Natural Antibacterial Gel You Can Quickly Make At Home
Natural Antibacterial Gel You Can Quickly Make At Home by: Jessica W for Off the Grid News
Flu season has arrived, and we find ourselves taking extra precautions to ensure we are not the next victim of the cold and flu viruses spreading around our communities.
Perhaps we increase our vitamin intake or even obsessively wash our hands. While those are easy to do around our homestead, many of us reach for an antibacterial gel. But that’s probably not the best idea.
The Problem With Store-Bought Antibacterial Gel
Each spring our local elementary hosts a science fair. There is usually one project investigating the effectiveness of antibacterial gel versus traditional hand washing. A quick glance at the petri dishes confirms that traditional hot soapy water does the job just fine. Even the FDA has banned certain ingredients in commercially manufactured antibacterial soaps and alcohol-based gels. One controversial component now banned in soaps by the FDA is triclosan. Triclosan has been linked to thyroid problems and increasing resistant strains of bacteria. Manufacturers have until the fall of 2017 to reformulate their antibacterial soaps; however, antibacterial gels are exempt from this ruling.
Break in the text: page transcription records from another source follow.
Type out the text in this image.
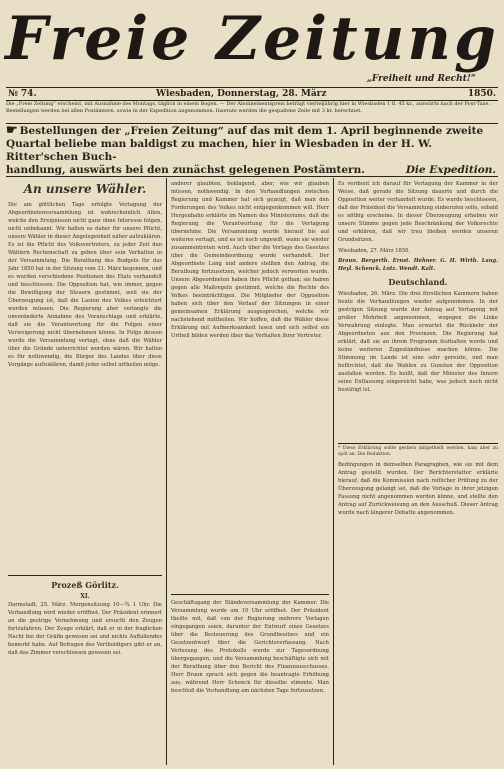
Freie Zeitung
„Freiheit und Recht!“
№ 74.	Wiesbaden, Donnerstag, 28. März	1850.
Die „Freie Zeitung“ erscheint, mit Ausnahme des Montags, täglich in einem Bogen. — Der Abonnementspreis beträgt vierteljährig hier in Wiesbaden 1 fl. 45 kr., auswärts nach der Post-Taxe. Bestellungen werden bei allen Postämtern, sowie in der Expedition angenommen. Inserate werden die gespaltene Zeile mit 3 kr. berechnet.
☛ Bestellungen der „Freien Zeitung“ auf das mit dem 1. April beginnende zweite
Quartal beliebe man baldigst zu machen, hier in Wiesbaden in der H. W. Ritter'schen Buch-
handlung, auswärts bei den zunächst gelegenen Postämtern.	Die Expedition.
An unsere Wähler.
Die am göttlichen Tage erfolgte Vertagung der Abgeordnetenversammlung ist wahrscheinlich Allen, welche den Ereignissen nicht ganz ohne Interesse folgen, nicht unbekannt. Wir halten es daher für unsere Pflicht, unsere Wähler in dieser Angelegenheit näher aufzuklären. Es ist die Pflicht des Volksvertreters, zu jeder Zeit den Wählern Rechenschaft zu geben über sein Verhalten in der Versammlung. Die Berathung des Budgets für das Jahr 1850 hat in der Sitzung vom 21. März begonnen, und es wurden verschiedene Positionen des Etats verhandelt und beschlossen. Die Opposition hat, wie immer, gegen die Bewilligung der Steuern gestimmt, weil sie der Überzeugung ist, daß die Lasten des Volkes erleichtert werden müssen. Die Regierung aber verlangte die unveränderte Annahme des Voranschlags und erklärte, daß sie die Verantwortung für die Folgen einer Verweigerung nicht übernehmen könne. In Folge dessen wurde die Versammlung vertagt, ohne daß die Wähler über die Gründe unterrichtet worden wären. Wir halten es für nothwendig, die Bürger des Landes über diese Vorgänge aufzuklären, damit jeder selbst urtheilen möge.
Prozeß Görlitz.
XI.
Darmstadt, 25. März. Morgensitzung 10—¾ 1 Uhr. Die Verhandlung wird wieder eröffnet. Der Präsident erinnert an die gestrige Vernehmung und ersucht den Zeugen fortzufahren. Der Zeuge erklärt, daß er in der fraglichen Nacht bei der Gräfin gewesen sei und nichts Auffallendes bemerkt habe. Auf Befragen des Vertheidigers gibt er an, daß das Zimmer verschlossen gewesen sei.
anderer glaubten, beklagend, aber, wie wir glauben müssen, nothwendig. In den Verhandlungen zwischen Regierung und Kammer hat sich gezeigt, daß man den Forderungen des Volkes nicht entgegenkommen will. Herr Hergenhahn erklärte im Namen des Ministeriums, daß die Regierung die Verantwortung für die Vertagung übernehme. Die Versammlung wurde hierauf bis auf weiteres vertagt, und es ist noch ungewiß, wann sie wieder zusammentreten wird. Auch über die Vorlage des Gesetzes über die Gemeindeordnung wurde verhandelt. Der Abgeordnete Lang und andere stellten den Antrag, die Berathung fortzusetzen, welcher jedoch verworfen wurde. Unsere Abgeordneten haben ihre Pflicht gethan; sie haben gegen alle Maßregeln gestimmt, welche die Rechte des Volkes beeinträchtigen. Die Mitglieder der Opposition haben sich über den Verlauf der Sitzungen in einer gemeinsamen Erklärung ausgesprochen, welche wir nachstehend mittheilen. Wir hoffen, daß die Wähler diese Erklärung mit Aufmerksamkeit lesen und sich selbst ein Urtheil bilden werden über das Verhalten ihrer Vertreter.
Geschäftsgang der Ständeversammlung der Kammer. Die Versammlung wurde um 10 Uhr eröffnet. Der Präsident theilte mit, daß von der Regierung mehrere Vorlagen eingegangen seien, darunter der Entwurf eines Gesetzes über die Besteuerung des Grundbesitzes und ein Gesetzentwurf über die Gerichtsverfassung. Nach Verlesung des Protokolls wurde zur Tagesordnung übergegangen, und die Versammlung beschäftigte sich mit der Berathung über den Bericht des Finanzausschusses. Herr Braun sprach sich gegen die beantragte Erhöhung aus, während Herr Schenck für dieselbe stimmte. Man beschloß die Verhandlung am nächsten Tage fortzusetzen.
Es verdient ich darauf für Vertagung der Kammer in der Weise, daß gerade die Sitzung dauerte und durch die Opposition weiter verhandelt wurde. Es wurde beschlossen, daß der Präsident die Versammlung einberufen solle, sobald es nöthig erscheine. In dieser Überzeugung erheben wir unsere Stimme gegen jede Beschränkung der Volksrechte und erklären, daß wir treu bleiben werden unseren Grundsätzen.
Wiesbaden, 27. März 1850.
Braun. Bergerth. Ernst. Hehner. G. H. Wirth. Lang. Heyl. Schenck. Lotz. Wendt. Kalt.
Deutschland.
Wiesbaden, 26. März. Die drei fürstlichen Kammern haben heute die Verhandlungen wieder aufgenommen. In der gestrigen Sitzung wurde der Antrag auf Vertagung mit großer Mehrheit angenommen, wogegen die Linke Verwahrung einlegte. Man erwartet die Rückkehr der Abgeordneten aus den Provinzen. Die Regierung hat erklärt, daß sie an ihrem Programm festhalten werde und keine weiteren Zugeständnisse machen könne. Die Stimmung im Lande ist eine sehr gereizte, und man befürchtet, daß die Wahlen zu Gunsten der Opposition ausfallen werden. Es heißt, daß der Minister des Innern seine Entlassung eingereicht habe, was jedoch noch nicht bestätigt ist.
* Diese Erklärung sollte gestern mitgetheilt werden, kam aber zu spät an. Die Redaktion.
Bedingungen in demselben Paragraphen, wie sie mit dem Antrag gestellt wurden. Der Berichterstatter erklärte hierauf, daß die Kommission nach reiflicher Prüfung zu der Überzeugung gelangt sei, daß die Vorlage in ihrer jetzigen Fassung nicht angenommen werden könne, und stellte den Antrag auf Zurückweisung an den Ausschuß. Dieser Antrag wurde nach längerer Debatte angenommen.
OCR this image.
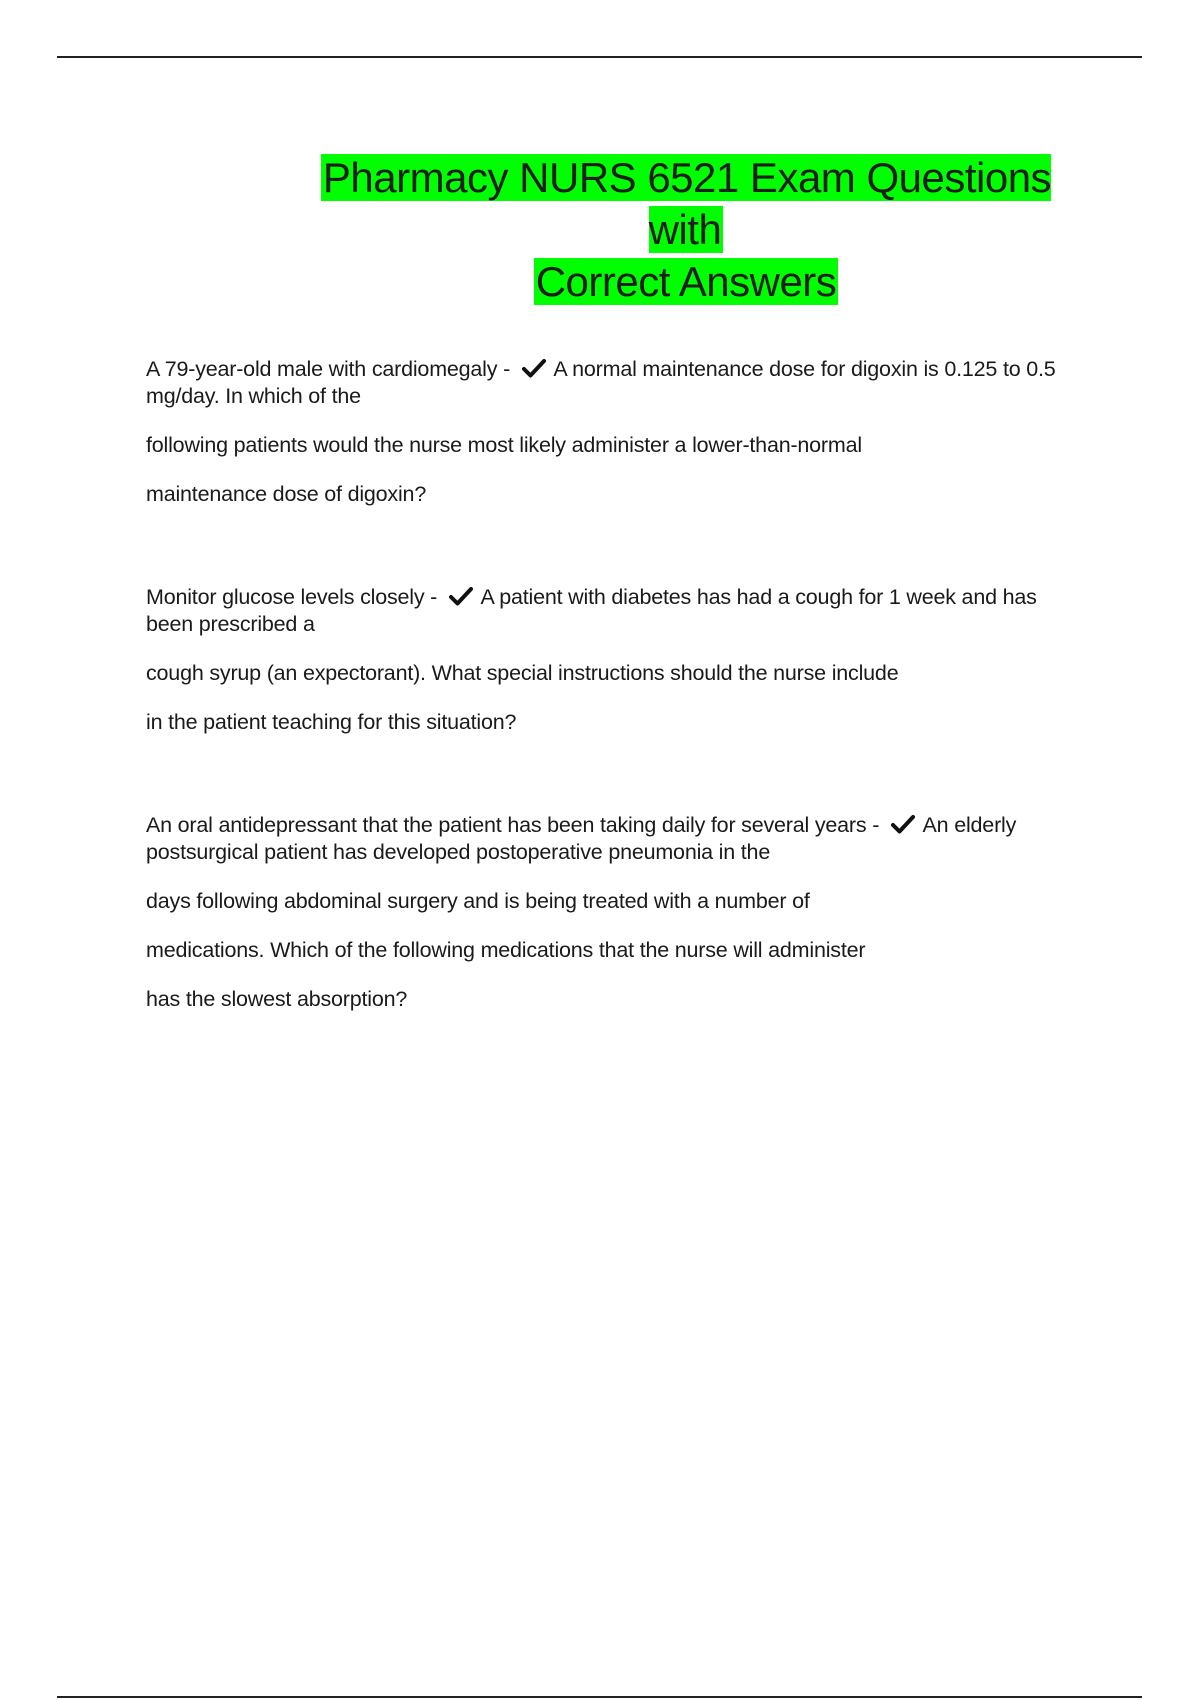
Pharmacy NURS 6521 Exam Questions with
Correct Answers

A 79-year-old male with cardiomegaly - A normal maintenance dose for digoxin is 0.125 to 0.5 mg/day. In which of the

following patients would the nurse most likely administer a lower-than-normal

maintenance dose of digoxin?

Monitor glucose levels closely - A patient with diabetes has had a cough for 1 week and has been prescribed a

cough syrup (an expectorant). What special instructions should the nurse include

in the patient teaching for this situation?

An oral antidepressant that the patient has been taking daily for several years - An elderly postsurgical patient has developed postoperative pneumonia in the

days following abdominal surgery and is being treated with a number of

medications. Which of the following medications that the nurse will administer

has the slowest absorption?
Nature, though, has provided all we need to combat viruses and bacteria. From medicinal plants grown in our herb gardens to essential oils curated from the best sources, creating our own antibacterial gels and sprays to use when we are away from home, or when we need an extra layer of protection after coming in contact with those suffering from illness, is a simple process and requires few ingredients.
Here are several ways to do it …
The Best All-Natural Ingredients To Use
Grown in containers, rosemary is useful as a seasoning and as a garnish for savory dishes, but it has several medicinal qualities, as well. Rosemary is antibacterial and anti-viral. Preparing an infusion of fresh rosemary creates a non-toxic alternative to commercially produced antibacterial gels. Using a one-to-eight ratio of fresh rosemary to distilled water in a stainless steel pan, bring the water to a simmer, and then cover and remove from heat. Let the rosemary steep for 20 minutes. The infused water, when cooled, can be transferred into a spray bottle for convenient applications. It also can be added to foaming solutions of castile soap, adding a layer of antibacterial protection.